„Die Verrückte“, die ihm die Lektion seines Lebens erteilte
Andrei setzte sich neben seine Frau auf das Sofa, aber es fühlte sich an, als würde er neben einer kaputten Puppe sitzen.

Svetlana war nicht mehr die Frau, in die er sich verliebt hatte. Abgemagert, eingefallenes Gesicht, leere Augen. Sie starrte an die Decke, als hätte das Leben keinen Sinn mehr.

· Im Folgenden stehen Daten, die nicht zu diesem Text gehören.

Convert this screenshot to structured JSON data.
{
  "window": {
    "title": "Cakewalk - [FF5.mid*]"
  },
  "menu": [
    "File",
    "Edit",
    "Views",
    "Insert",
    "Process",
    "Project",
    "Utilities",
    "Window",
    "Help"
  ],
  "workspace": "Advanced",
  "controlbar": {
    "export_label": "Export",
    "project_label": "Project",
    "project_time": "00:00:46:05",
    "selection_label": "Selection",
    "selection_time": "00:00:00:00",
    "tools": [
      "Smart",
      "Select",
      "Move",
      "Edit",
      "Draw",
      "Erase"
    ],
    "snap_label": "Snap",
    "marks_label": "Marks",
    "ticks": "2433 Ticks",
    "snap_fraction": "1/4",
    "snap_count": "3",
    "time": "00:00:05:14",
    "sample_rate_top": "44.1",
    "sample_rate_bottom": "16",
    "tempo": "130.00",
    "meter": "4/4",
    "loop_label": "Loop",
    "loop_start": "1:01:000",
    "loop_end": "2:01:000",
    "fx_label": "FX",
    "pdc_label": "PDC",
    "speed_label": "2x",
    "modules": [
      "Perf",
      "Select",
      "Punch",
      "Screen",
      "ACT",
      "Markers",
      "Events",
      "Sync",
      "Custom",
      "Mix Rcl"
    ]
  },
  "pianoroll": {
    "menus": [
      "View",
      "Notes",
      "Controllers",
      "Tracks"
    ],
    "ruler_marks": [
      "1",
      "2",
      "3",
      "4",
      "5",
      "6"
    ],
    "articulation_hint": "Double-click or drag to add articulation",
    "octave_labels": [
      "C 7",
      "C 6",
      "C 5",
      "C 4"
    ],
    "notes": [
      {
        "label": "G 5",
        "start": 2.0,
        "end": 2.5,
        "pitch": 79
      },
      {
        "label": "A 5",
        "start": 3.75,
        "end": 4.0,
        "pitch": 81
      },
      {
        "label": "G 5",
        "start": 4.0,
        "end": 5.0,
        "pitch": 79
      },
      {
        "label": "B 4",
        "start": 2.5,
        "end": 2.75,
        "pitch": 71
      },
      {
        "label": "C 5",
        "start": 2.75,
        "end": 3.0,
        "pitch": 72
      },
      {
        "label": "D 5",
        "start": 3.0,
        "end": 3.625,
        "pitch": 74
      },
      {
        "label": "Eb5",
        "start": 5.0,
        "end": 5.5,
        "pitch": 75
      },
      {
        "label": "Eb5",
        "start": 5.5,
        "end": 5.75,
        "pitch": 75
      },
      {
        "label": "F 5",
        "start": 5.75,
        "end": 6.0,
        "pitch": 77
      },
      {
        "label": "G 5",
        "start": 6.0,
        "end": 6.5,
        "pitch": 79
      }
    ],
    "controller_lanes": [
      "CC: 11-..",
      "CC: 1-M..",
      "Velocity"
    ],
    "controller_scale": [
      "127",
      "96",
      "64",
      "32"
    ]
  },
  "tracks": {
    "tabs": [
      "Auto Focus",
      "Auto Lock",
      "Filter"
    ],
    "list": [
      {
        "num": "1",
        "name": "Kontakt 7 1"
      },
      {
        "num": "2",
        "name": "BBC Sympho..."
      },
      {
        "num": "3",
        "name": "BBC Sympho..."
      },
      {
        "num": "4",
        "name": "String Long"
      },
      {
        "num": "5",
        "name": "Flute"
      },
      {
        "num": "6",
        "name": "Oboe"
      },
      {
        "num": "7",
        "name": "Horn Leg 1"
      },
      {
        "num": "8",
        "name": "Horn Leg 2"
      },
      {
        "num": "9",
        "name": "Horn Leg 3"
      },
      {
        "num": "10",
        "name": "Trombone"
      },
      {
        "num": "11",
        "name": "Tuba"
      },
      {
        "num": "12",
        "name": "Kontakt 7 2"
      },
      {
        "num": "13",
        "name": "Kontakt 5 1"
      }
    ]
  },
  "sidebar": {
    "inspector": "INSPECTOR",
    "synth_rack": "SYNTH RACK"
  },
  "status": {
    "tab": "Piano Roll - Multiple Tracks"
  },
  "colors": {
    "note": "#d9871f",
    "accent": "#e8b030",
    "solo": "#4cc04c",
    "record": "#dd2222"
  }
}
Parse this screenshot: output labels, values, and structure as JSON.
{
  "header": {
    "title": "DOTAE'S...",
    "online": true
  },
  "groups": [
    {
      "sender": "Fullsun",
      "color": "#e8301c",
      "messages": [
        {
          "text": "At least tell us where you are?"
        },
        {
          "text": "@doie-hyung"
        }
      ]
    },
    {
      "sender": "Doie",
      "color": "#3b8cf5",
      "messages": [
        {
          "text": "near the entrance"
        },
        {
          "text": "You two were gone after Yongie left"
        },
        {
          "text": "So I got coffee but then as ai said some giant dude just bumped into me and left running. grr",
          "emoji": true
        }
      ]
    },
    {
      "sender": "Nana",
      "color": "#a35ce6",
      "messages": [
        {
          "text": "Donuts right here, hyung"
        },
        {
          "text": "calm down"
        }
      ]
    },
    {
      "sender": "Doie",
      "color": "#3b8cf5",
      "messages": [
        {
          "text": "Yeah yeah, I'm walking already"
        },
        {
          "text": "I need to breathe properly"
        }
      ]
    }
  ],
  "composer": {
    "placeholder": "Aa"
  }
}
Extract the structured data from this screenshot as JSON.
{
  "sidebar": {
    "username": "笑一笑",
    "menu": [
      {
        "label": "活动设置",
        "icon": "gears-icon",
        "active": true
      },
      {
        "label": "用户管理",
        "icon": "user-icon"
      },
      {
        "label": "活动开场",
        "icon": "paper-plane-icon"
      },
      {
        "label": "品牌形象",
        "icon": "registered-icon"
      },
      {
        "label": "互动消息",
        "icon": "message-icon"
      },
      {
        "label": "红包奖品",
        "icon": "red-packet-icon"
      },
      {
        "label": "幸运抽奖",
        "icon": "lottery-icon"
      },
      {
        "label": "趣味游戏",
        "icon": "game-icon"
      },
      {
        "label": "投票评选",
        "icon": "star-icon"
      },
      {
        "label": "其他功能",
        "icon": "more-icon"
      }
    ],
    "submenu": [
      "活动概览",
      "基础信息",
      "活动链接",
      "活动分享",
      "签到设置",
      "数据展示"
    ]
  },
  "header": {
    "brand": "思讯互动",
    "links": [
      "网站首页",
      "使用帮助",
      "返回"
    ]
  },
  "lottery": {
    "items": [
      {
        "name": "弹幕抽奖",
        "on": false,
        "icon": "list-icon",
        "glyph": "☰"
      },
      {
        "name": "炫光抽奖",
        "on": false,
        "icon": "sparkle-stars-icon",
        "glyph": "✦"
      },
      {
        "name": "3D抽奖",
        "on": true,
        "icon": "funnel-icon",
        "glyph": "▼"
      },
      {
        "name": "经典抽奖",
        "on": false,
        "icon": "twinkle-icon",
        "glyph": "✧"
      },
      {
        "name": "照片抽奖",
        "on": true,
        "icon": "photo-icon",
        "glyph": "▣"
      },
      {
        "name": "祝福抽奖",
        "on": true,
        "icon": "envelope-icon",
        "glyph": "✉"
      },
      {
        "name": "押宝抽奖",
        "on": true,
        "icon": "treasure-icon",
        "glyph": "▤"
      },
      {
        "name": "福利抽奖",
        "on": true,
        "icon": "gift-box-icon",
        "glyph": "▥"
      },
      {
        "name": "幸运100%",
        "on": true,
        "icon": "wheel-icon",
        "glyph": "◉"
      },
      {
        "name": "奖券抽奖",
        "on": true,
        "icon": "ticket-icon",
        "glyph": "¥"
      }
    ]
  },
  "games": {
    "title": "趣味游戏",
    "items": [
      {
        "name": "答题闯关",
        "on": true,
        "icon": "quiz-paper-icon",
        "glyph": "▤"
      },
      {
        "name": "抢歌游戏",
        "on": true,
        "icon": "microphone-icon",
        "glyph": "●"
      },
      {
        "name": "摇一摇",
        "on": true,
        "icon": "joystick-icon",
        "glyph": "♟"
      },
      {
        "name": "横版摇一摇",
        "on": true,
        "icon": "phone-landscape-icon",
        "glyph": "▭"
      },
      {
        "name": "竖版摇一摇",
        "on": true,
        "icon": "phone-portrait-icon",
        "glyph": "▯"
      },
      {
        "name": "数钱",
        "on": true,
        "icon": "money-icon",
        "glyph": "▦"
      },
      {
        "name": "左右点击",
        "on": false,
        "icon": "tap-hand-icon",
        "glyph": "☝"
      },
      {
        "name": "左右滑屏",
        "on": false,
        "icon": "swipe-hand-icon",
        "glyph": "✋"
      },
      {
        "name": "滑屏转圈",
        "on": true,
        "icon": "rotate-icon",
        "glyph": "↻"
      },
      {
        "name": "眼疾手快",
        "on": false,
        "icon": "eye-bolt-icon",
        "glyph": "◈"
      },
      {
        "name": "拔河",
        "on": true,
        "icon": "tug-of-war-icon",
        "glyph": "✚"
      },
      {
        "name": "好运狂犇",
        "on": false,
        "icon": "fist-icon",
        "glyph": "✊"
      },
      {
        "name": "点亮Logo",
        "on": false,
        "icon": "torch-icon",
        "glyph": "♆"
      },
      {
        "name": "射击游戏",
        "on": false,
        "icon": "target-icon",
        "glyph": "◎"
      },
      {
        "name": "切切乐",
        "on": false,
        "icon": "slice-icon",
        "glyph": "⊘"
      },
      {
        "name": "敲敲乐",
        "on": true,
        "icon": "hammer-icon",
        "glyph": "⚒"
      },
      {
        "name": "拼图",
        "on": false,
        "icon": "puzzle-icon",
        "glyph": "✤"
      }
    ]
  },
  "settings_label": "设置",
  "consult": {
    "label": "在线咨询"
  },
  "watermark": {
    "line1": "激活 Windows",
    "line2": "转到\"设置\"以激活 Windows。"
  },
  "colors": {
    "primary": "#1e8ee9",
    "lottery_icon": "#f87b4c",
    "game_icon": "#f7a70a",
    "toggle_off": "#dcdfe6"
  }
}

„Du siehst furchtbar aus“, sagte er erneut, ohne jede Spur von Mitgefühl. „Eine Frau muss sich um sich kümmern, nicht wie ein Gemüse herumliegen.“
Svetlana sagte nichts. Seit Langem reagierte sie nicht mehr auf Beleidigungen.

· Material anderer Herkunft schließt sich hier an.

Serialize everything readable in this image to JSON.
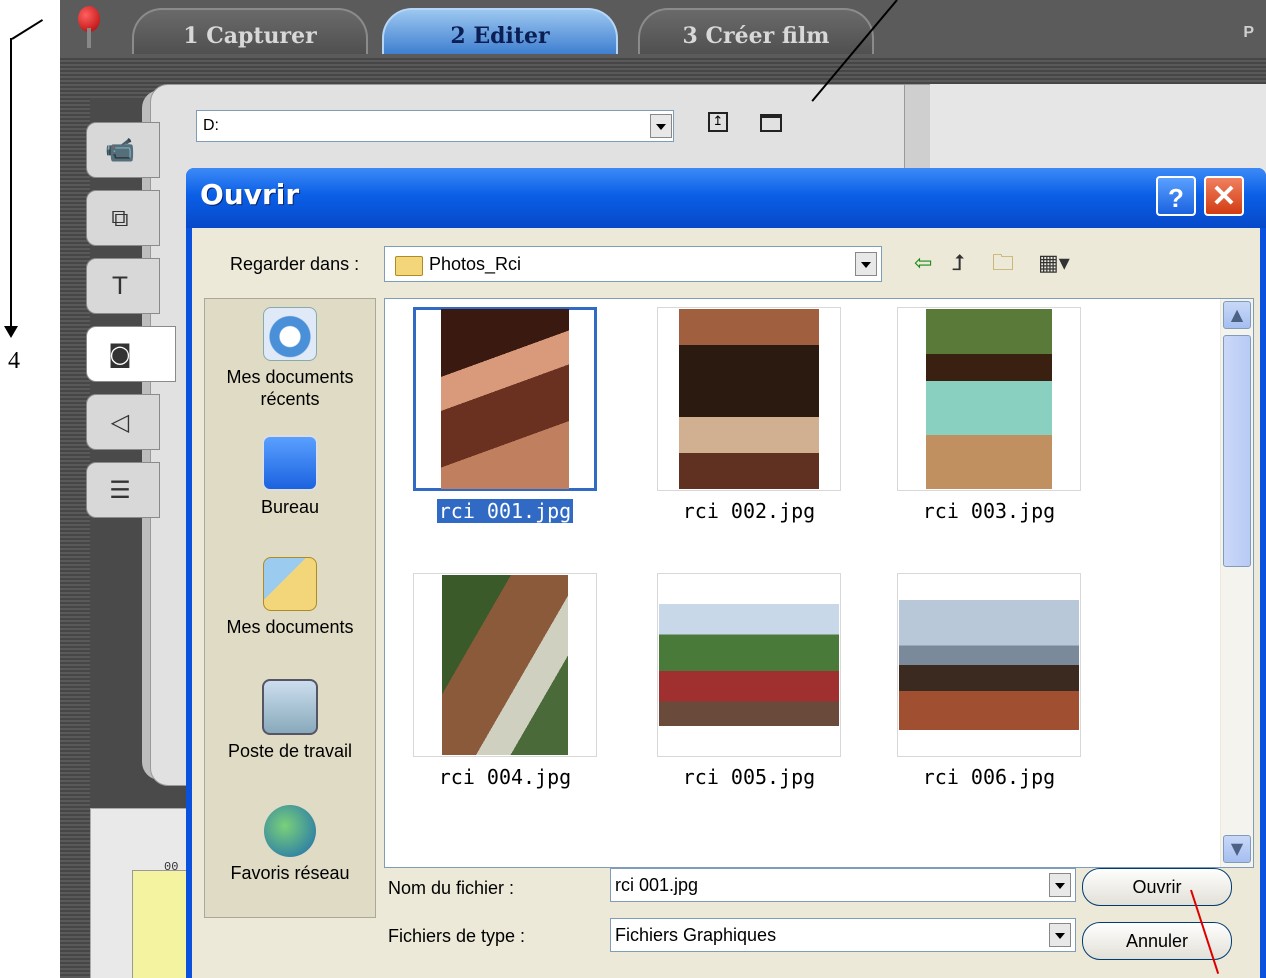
{
  "app": {
    "tabs": [
      {
        "label": "1 Capturer"
      },
      {
        "label": "2 Editer"
      },
      {
        "label": "3 Créer film"
      }
    ],
    "corner_letter": "P",
    "path_value": "D:",
    "timeline_label": "00"
  },
  "annotation": {
    "number": "4"
  },
  "dialog": {
    "title": "Ouvrir",
    "help_label": "?",
    "close_label": "✕",
    "look_in_label": "Regarder dans :",
    "look_in_value": "Photos_Rci",
    "toolbar_icons": [
      "back-arrow-icon",
      "folder-up-icon",
      "new-folder-icon",
      "view-menu-icon"
    ],
    "places": [
      {
        "label_line1": "Mes documents",
        "label_line2": "récents",
        "icon": "recent-documents-icon"
      },
      {
        "label_line1": "Bureau",
        "label_line2": "",
        "icon": "desktop-icon"
      },
      {
        "label_line1": "Mes documents",
        "label_line2": "",
        "icon": "my-documents-icon"
      },
      {
        "label_line1": "Poste de travail",
        "label_line2": "",
        "icon": "my-computer-icon"
      },
      {
        "label_line1": "Favoris réseau",
        "label_line2": "",
        "icon": "network-places-icon"
      }
    ],
    "files": [
      {
        "name": "rci 001.jpg",
        "selected": true
      },
      {
        "name": "rci 002.jpg",
        "selected": false
      },
      {
        "name": "rci 003.jpg",
        "selected": false
      },
      {
        "name": "rci 004.jpg",
        "selected": false
      },
      {
        "name": "rci 005.jpg",
        "selected": false
      },
      {
        "name": "rci 006.jpg",
        "selected": false
      }
    ],
    "filename_label": "Nom du fichier :",
    "filename_value": "rci 001.jpg",
    "filetype_label": "Fichiers de type :",
    "filetype_value": "Fichiers Graphiques",
    "open_button": "Ouvrir",
    "cancel_button": "Annuler"
  }
}
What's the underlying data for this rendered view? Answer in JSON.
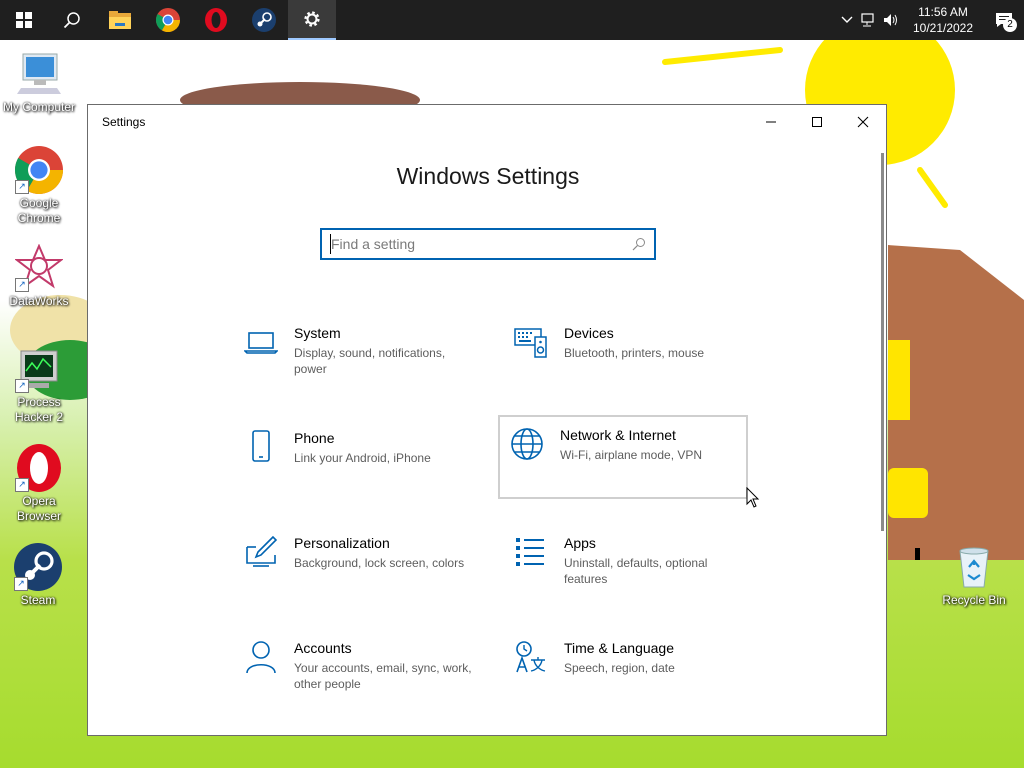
{
  "taskbar": {
    "apps": [
      {
        "name": "start",
        "icon": "windows-logo-icon"
      },
      {
        "name": "search",
        "icon": "search-icon"
      },
      {
        "name": "file-explorer",
        "icon": "folder-icon"
      },
      {
        "name": "chrome",
        "icon": "chrome-icon"
      },
      {
        "name": "opera",
        "icon": "opera-icon"
      },
      {
        "name": "steam",
        "icon": "steam-icon"
      },
      {
        "name": "settings",
        "icon": "gear-icon",
        "active": true
      }
    ],
    "tray": {
      "time": "11:56 AM",
      "date": "10/21/2022",
      "notification_count": "2"
    }
  },
  "desktop": {
    "icons": [
      {
        "label": "My Computer",
        "icon": "computer-icon"
      },
      {
        "label": "Google Chrome",
        "icon": "chrome-icon"
      },
      {
        "label": "DataWorks",
        "icon": "dataworks-icon"
      },
      {
        "label": "Process Hacker 2",
        "icon": "process-hacker-icon"
      },
      {
        "label": "Opera Browser",
        "icon": "opera-icon"
      },
      {
        "label": "Steam",
        "icon": "steam-icon"
      },
      {
        "label": "Recycle Bin",
        "icon": "recycle-bin-icon"
      }
    ]
  },
  "window": {
    "title": "Settings",
    "heading": "Windows Settings",
    "search": {
      "placeholder": "Find a setting",
      "value": ""
    },
    "accent": "#0063b1",
    "categories": [
      {
        "name": "System",
        "desc": "Display, sound, notifications, power",
        "icon": "laptop-icon"
      },
      {
        "name": "Devices",
        "desc": "Bluetooth, printers, mouse",
        "icon": "devices-icon"
      },
      {
        "name": "Phone",
        "desc": "Link your Android, iPhone",
        "icon": "phone-icon"
      },
      {
        "name": "Network & Internet",
        "desc": "Wi-Fi, airplane mode, VPN",
        "icon": "globe-icon",
        "hovered": true
      },
      {
        "name": "Personalization",
        "desc": "Background, lock screen, colors",
        "icon": "personalization-icon"
      },
      {
        "name": "Apps",
        "desc": "Uninstall, defaults, optional features",
        "icon": "apps-list-icon"
      },
      {
        "name": "Accounts",
        "desc": "Your accounts, email, sync, work, other people",
        "icon": "person-icon"
      },
      {
        "name": "Time & Language",
        "desc": "Speech, region, date",
        "icon": "time-language-icon"
      }
    ]
  }
}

Andrei war auf dem Höhepunkt seines Erfolgs. Geschäfte, Geld, Clubs, einflussreiche Freunde. Und natürlich Ilinca.
Blond, 24 Jahre alt, immer gut duftend und mit einem Werbelächeln.
Eines Abends, ohne viele Erklärungen, brachte er Svetlana ins Krankenhaus. „Sie ist depressiv. Sie spricht nicht mehr. Sie isst nicht mehr.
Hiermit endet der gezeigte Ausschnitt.